# Making ceci yaml files for SOMPZ

Author: Sam Schmidt<br>
Last Successfully run: May 6, 2025<br>

This notebook will quickly demonstrate using rail pipelines infrastructure to quickly set up the yaml files needed to run SOMPZ on the command line.  We'll start with some imports:

In [None]:
import matplotlib.pyplot as plt
import numpy as np
import qp
import os
import tables_io
from rail.core import common_params
from rail.pipelines.estimation.estimate_sompz import EstimateSomPZPipeline
from rail.pipelines.estimation.inform_sompz import InformSomPZPipeline

Next, we will grab the same data used in the `rail_sompz_inform_demo-romandesc.ipynb` notebook.  If you already ran that notebook, then the data should already exist in the `DEMODATA` subdirectory and you can comment out the cell below or skip it.  If you need to grab the data, then the cell below will grab the data:

In [None]:
#!curl -O https://portal.nersc.gov/cfs/lsst/PZ/roman_desc_demo_data.tar.gz
#!mkdir DEMODATA
#!tar -xzvf roman_desc_demo_data.tar.gz
#!mv romandesc*.hdf5 DEMODATA/

This data uses a different `hdf5_groupname` than the default "photometry" value, so first we can redefine `hdf5_groupname` in the `COMMON_PARAMS` that are shared by all of RAIL:

In [None]:
common_params.set_param_defaults(hdf5_groupname="")

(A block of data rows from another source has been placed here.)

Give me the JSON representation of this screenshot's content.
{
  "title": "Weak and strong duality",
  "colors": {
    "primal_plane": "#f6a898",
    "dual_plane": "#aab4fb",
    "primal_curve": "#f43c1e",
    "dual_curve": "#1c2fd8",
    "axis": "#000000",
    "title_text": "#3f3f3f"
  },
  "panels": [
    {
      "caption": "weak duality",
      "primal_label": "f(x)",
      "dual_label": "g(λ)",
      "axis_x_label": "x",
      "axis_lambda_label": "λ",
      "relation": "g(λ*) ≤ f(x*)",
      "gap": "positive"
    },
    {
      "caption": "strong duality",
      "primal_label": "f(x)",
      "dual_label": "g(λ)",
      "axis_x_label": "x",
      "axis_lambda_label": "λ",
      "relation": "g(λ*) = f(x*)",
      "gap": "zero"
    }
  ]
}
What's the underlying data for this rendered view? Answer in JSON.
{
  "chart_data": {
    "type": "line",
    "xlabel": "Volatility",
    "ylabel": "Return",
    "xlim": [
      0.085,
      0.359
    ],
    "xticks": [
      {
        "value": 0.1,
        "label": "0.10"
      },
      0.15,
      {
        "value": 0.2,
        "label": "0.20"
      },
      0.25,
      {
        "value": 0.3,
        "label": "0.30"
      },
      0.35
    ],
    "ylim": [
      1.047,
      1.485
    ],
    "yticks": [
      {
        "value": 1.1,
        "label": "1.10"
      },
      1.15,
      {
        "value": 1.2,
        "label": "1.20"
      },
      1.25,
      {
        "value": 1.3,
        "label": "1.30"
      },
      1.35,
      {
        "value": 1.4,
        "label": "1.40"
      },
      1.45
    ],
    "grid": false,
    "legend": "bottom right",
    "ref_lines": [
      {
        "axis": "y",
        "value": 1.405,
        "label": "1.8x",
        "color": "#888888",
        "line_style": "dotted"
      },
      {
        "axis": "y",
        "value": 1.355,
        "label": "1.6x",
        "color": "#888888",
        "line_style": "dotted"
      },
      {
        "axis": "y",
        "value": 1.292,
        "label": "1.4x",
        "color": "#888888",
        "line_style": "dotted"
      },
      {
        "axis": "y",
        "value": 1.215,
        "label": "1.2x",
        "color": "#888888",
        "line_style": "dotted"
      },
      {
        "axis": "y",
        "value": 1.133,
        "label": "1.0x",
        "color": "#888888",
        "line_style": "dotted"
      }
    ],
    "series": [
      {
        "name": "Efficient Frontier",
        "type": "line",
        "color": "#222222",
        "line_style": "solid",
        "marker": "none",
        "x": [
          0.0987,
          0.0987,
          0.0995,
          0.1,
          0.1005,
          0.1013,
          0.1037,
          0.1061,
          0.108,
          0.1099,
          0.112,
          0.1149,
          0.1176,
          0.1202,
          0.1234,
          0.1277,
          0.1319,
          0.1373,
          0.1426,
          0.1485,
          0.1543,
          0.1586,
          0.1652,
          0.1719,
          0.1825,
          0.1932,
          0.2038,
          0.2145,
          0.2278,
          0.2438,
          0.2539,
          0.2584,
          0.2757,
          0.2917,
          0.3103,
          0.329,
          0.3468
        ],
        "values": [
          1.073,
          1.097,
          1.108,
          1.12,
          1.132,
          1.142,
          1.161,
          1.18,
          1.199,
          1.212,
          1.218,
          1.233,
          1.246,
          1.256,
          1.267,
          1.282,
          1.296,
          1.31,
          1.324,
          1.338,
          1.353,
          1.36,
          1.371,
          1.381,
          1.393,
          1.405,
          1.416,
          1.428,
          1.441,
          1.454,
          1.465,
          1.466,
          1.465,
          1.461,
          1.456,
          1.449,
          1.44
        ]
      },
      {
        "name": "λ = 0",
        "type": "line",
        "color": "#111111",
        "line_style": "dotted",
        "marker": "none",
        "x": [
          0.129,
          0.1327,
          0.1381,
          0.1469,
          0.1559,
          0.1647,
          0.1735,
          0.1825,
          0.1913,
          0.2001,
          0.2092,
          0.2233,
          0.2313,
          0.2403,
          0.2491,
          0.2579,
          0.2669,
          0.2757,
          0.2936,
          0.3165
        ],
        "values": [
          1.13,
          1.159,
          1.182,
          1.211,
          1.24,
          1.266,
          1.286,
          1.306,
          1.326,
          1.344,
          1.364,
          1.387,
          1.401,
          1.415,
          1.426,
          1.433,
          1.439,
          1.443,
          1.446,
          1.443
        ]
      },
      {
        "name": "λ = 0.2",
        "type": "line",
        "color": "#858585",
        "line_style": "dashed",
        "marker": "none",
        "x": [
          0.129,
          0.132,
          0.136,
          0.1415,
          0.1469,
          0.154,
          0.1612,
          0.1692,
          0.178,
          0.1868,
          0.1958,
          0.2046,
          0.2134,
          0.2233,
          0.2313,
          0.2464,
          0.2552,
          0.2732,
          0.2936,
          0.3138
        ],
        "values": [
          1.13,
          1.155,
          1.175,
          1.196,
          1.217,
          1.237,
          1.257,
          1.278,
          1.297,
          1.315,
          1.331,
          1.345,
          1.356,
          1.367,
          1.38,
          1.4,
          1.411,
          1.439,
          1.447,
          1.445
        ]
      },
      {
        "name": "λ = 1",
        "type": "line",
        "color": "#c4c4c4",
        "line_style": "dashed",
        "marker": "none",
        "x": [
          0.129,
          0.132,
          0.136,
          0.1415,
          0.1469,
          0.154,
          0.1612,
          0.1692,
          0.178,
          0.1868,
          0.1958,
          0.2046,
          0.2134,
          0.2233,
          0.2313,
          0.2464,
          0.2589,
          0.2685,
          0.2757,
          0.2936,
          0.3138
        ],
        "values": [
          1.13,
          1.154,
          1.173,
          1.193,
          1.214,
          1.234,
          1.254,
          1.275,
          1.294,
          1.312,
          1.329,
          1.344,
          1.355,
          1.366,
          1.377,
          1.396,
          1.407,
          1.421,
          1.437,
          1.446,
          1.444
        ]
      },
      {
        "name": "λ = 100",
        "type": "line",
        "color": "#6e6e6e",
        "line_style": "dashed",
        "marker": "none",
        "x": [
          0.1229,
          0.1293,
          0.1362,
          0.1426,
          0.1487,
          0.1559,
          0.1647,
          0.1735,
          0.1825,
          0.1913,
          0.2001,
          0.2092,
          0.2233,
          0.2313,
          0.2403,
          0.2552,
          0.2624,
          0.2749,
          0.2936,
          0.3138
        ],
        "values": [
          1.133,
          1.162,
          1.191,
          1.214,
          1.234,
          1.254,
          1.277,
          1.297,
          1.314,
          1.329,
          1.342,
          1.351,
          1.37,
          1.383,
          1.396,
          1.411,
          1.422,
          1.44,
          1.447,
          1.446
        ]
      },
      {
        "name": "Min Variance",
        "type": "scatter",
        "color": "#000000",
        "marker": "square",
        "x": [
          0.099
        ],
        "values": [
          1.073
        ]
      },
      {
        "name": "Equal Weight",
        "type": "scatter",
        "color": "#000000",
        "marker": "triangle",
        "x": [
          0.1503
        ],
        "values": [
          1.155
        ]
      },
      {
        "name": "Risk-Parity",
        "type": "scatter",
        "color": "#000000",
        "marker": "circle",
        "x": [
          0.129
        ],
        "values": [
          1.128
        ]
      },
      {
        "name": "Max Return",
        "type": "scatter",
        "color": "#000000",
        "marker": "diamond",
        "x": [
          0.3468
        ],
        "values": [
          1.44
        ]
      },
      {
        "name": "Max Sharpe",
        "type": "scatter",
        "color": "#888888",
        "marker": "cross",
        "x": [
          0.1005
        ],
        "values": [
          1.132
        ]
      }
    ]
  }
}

We need to specify the locations of our input data files, we'll use the small files that we just downloaded from NERSC with 1850 spec objects, 3700 deep objects, and 5000 wide objects drawn from the Roman-Rubin sims:

In [None]:
specfile = "DEMODATA/romandesc_spec_data_18c_noinf.hdf5"
deepfile = "DEMODATA/romandesc_deep_data_37c_noinf.hdf5"
widefile = "DEMODATA/romandesc_wide_data_50c_noinf.hdf5"

`InformSomPZPipeline` is initialized with a dictionary where the deep and wide filenames are associated with `input_deep_data` and `input_wide_data`, so we need to create a dictionary and feed it to the pipeline, then initialize an instance of this pipeline:

In [None]:
test_input_dict = dict(input_deep_data=deepfile, input_wide_data=widefile, )

In [None]:
inform_pipe = InformSomPZPipeline()

In [None]:
inform_pipe.initialize(
    test_input_dict, 
    dict(
        output_dir=".",
        log_dir=".",
        resume=True,
    ),
    None,
)

That's all we need in order to create the yaml file! We can write the pair of yaml files to disk with inform_pipe.save.

In [None]:
inform_pipe.save("inform_pipeline.yml")

We can then run this pipeline from the command-line with the cell below:

In [None]:
!ceci inform_pipeline.yml

This should run our two stages that create the wide and deep SOMs and generate two pickle files.<br>

These two pickle files are inputs to the `EstimateSomPZPipeline`, we can set up an instance of that and initialize just like we did the inform pipeline.  In this case, we need to specify the following inputs in a dictionary: `wide_model` and `deep_model` (the wide and deep SOM pickle files created just now), and the filenames for the spec, deep, and wide data, `input_spec_data`, `input_deep_data`, and `input_wide_data`:

In [None]:
estimate_pipeline = EstimateSomPZPipeline()

In [None]:
estimate_dict={
    'wide_model':"model_som_informer_wide.pkl",
    'deep_model':"model_som_informer_deep.pkl",
    'input_spec_data':specfile,
    'input_deep_data':deepfile,
    'input_wide_data':widefile,
}

We initialize the pipeline in the same way as before, and again write out the yaml files with an `estimate_pipeline.save`:

In [None]:
estimate_pipeline.initialize(
    estimate_dict, 
    dict(
        output_dir=".",
        log_dir=".",
        resume=True,
    ),
    None,
)

In [None]:
estimate_pipeline.save("estimate_pipeline.yml")

Let's run this via the command line:

In [None]:
!ceci estimate_pipeline.yml

This pipeline runs multiple stages, and should create multiple intermediate files.  You can read a bit more about them in the `rail_sompz_estimate_demo_romandesc.ipynb` notebook, but we will simply look at the final output, the tomographic bins stored in `nz_som_nz.hdf5`.  This dataset should be a qp ensemble with four tomographic redshift bins.  Let's plot the four bins:

In [None]:
nzfile = "nz_som_nz.hdf5"
ens = qp.read(nzfile)

In [None]:
ens.npdf

In [None]:
fig, axs = plt.subplots(1, 1, figsize=(10,8))
for i in range(4):
    ens.plot_native(key=i, axes=axs)
axs.set_xlabel("redshift", fontsize=14)
axs.set_ylabel("N(z)", fontsize=14);

We see four fairly well defined bins, exactly as expected for the small samples used in this demo.